City and MTA officials dueled bitterly in public with union leaders.
"The leadership of the TWU has thuggishly turned their backs on New York City," said then-Mayor Michael Bloomberg.
"Make no mistake, these are bullying tactics," said Peter Kalikow, then-Chairman of the MTA.
"We are not thugs, we are not selfish, we are not greedy!" countered Toussaint.
But they reached a tentative labor deal days before Christmas, as trains and buses rolled again following a two-and-a-half-day strike.
It clobbered businesses and residents, cost the union more than $2 million in fines for violating the state's anti-strike Taylor law and landed Toussaint in jail for three days.
He says he has no regrets.
"In the case of transit workers, we left behind a legacy of standing up and fighting for respect," Toussaint said.

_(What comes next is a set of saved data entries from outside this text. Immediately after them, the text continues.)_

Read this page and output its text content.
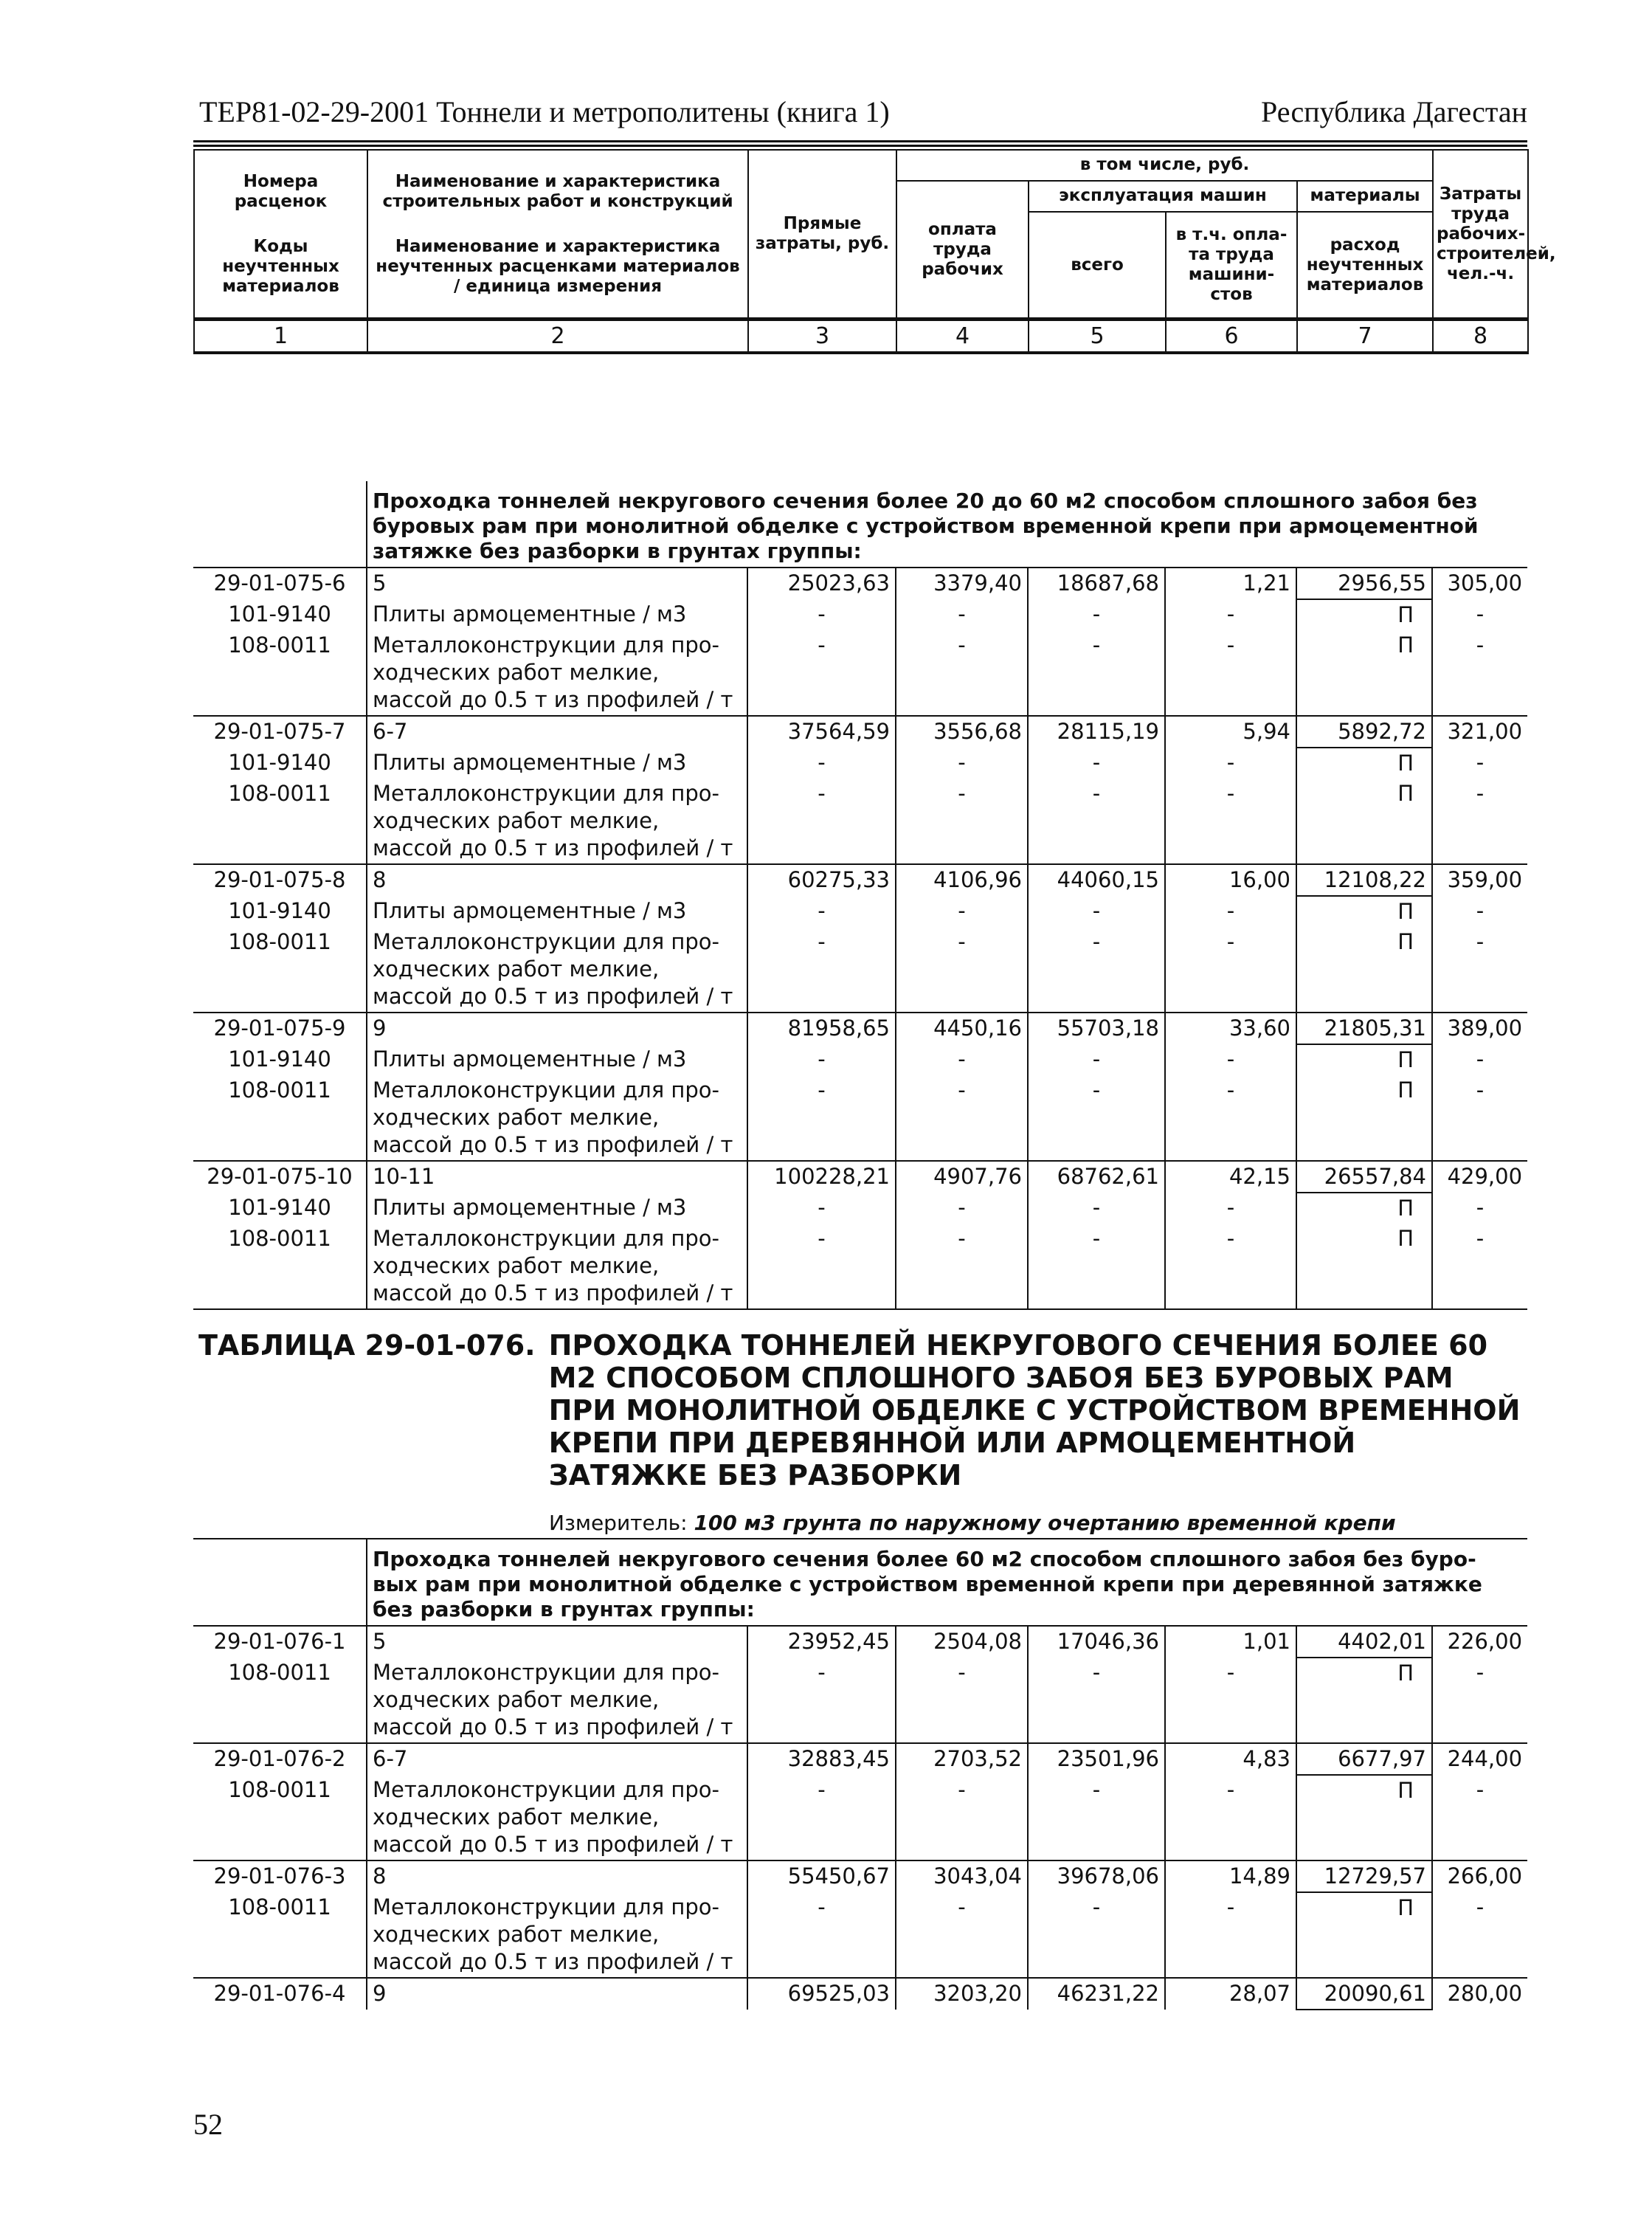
ТЕР81-02-29-2001 Тоннели и метрополитены (книга 1)	Республика Дагестан
Номера расценок
Коды неучтенных материалов	Наименование и характеристика строительных работ и конструкций
Наименование и характеристика неучтенных расценками материалов / единица измерения	Прямые затраты, руб.	в том числе, руб.				Затраты труда рабочих- строителей, чел.-ч.
			оплата труда рабочих	эксплуатация машин		материалы	
				всего	в т.ч. опла- та труда машини- стов	расход неучтенных материалов	
1	2	3	4	5	6	7	8
	Проходка тоннелей некругового сечения более 20 до 60 м2 способом сплошного забоя без буровых рам при монолитной обделке с устройством временной крепи при армоцементной затяжке без разборки в грунтах группы:						
29-01-075-6	5	25023,63	3379,40	18687,68	1,21	2956,55	305,00
101-9140	Плиты армоцементные / м3	-	-	-	-	П	-
108-0011	Металлоконструкции для про- ходческих работ мелкие, массой до 0.5 т из профилей / т	-	-	-	-	П	-
29-01-075-7	6-7	37564,59	3556,68	28115,19	5,94	5892,72	321,00
101-9140	Плиты армоцементные / м3	-	-	-	-	П	-
108-0011	Металлоконструкции для про- ходческих работ мелкие, массой до 0.5 т из профилей / т	-	-	-	-	П	-
29-01-075-8	8	60275,33	4106,96	44060,15	16,00	12108,22	359,00
101-9140	Плиты армоцементные / м3	-	-	-	-	П	-
108-0011	Металлоконструкции для про- ходческих работ мелкие, массой до 0.5 т из профилей / т	-	-	-	-	П	-
29-01-075-9	9	81958,65	4450,16	55703,18	33,60	21805,31	389,00
101-9140	Плиты армоцементные / м3	-	-	-	-	П	-
108-0011	Металлоконструкции для про- ходческих работ мелкие, массой до 0.5 т из профилей / т	-	-	-	-	П	-
29-01-075-10	10-11	100228,21	4907,76	68762,61	42,15	26557,84	429,00
101-9140	Плиты армоцементные / м3	-	-	-	-	П	-
108-0011	Металлоконструкции для про- ходческих работ мелкие, массой до 0.5 т из профилей / т	-	-	-	-	П	-

ТАБЛИЦА 29-01-076. ПРОХОДКА ТОННЕЛЕЙ НЕКРУГОВОГО СЕЧЕНИЯ БОЛЕЕ 60 М2 СПОСОБОМ СПЛОШНОГО ЗАБОЯ БЕЗ БУРОВЫХ РАМ ПРИ МОНОЛИТНОЙ ОБДЕЛКЕ С УСТРОЙСТВОМ ВРЕМЕННОЙ КРЕПИ ПРИ ДЕРЕВЯННОЙ ИЛИ АРМОЦЕМЕНТНОЙ ЗАТЯЖКЕ БЕЗ РАЗБОРКИ
Измеритель: 100 м3 грунта по наружному очертанию временной крепи							

	Проходка тоннелей некругового сечения более 60 м2 способом сплошного забоя без буро- вых рам при монолитной обделке с устройством временной крепи при деревянной затяжке без разборки в грунтах группы:						
29-01-076-1	5	23952,45	2504,08	17046,36	1,01	4402,01	226,00
108-0011	Металлоконструкции для про- ходческих работ мелкие, массой до 0.5 т из профилей / т	-	-	-	-	П	-
29-01-076-2	6-7	32883,45	2703,52	23501,96	4,83	6677,97	244,00
108-0011	Металлоконструкции для про- ходческих работ мелкие, массой до 0.5 т из профилей / т	-	-	-	-	П	-
29-01-076-3	8	55450,67	3043,04	39678,06	14,89	12729,57	266,00
108-0011	Металлоконструкции для про- ходческих работ мелкие, массой до 0.5 т из профилей / т	-	-	-	-	П	-
29-01-076-4	9	69525,03	3203,20	46231,22	28,07	20090,61	280,00
52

Toussaint, now retired and living in Georgia, returned to the city Saturday for a ten year commemoration.
"Because the strike was successful with respect to what we struck over, it is worth commemorating," Toussaint said Saturday.
While the strike staggered a historically militant union, Local 100's current leader maintains it's still a political force.

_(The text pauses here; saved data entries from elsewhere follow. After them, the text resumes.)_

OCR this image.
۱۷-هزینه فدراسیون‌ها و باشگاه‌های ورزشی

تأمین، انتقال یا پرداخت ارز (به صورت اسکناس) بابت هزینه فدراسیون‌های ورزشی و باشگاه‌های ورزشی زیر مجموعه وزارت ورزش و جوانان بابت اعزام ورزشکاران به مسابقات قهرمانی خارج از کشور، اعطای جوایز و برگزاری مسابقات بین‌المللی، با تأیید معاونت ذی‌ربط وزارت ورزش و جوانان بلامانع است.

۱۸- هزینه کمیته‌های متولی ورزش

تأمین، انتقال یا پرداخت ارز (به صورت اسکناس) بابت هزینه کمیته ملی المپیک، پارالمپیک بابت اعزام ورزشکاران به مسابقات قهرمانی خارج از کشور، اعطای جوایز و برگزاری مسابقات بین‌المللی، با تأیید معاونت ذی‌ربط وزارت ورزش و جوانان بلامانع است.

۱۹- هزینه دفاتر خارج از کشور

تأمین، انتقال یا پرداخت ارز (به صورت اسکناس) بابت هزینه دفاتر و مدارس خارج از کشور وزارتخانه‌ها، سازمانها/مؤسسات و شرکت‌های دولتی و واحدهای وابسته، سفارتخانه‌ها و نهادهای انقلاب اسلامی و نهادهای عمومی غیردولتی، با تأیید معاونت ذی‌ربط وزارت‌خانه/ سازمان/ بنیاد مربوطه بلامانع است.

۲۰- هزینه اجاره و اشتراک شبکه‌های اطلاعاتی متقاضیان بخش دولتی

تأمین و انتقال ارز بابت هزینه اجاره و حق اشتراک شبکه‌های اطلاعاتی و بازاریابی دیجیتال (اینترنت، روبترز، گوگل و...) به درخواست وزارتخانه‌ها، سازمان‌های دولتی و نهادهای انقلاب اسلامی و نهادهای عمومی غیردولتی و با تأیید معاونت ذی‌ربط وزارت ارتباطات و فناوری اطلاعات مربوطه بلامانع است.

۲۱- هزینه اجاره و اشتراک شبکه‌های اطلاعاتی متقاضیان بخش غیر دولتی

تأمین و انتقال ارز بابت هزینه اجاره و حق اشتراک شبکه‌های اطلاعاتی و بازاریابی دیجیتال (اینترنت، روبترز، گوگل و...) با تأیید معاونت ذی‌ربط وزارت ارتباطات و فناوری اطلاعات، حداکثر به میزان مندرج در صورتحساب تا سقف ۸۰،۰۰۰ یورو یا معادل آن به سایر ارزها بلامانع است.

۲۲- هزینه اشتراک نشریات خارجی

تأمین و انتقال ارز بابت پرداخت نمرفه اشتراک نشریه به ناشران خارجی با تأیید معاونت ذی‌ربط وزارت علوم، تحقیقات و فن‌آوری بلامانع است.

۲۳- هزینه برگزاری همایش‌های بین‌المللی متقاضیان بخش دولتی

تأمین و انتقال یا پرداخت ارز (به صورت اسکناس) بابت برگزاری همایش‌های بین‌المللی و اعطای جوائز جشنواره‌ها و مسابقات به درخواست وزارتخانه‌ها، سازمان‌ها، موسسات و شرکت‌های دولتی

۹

"That militant spirit is there," said current transit union president John Samuelsen. "It's 10 years later, we're building the organization back. And certainly the idea that Local 100 will never strike again is simply not true."
Experts say a new labor contract in 2014 shows the union can still get things done.
"Last year, they actually got more health benefits," said Steve Malanga of Manhattan Institute. "Nobody's winning more health benefits these days."
The 2005 transit strike was the third in the city's history — and also it's shortest, following walkouts that last 12 days in 1966 and 11 in 1980.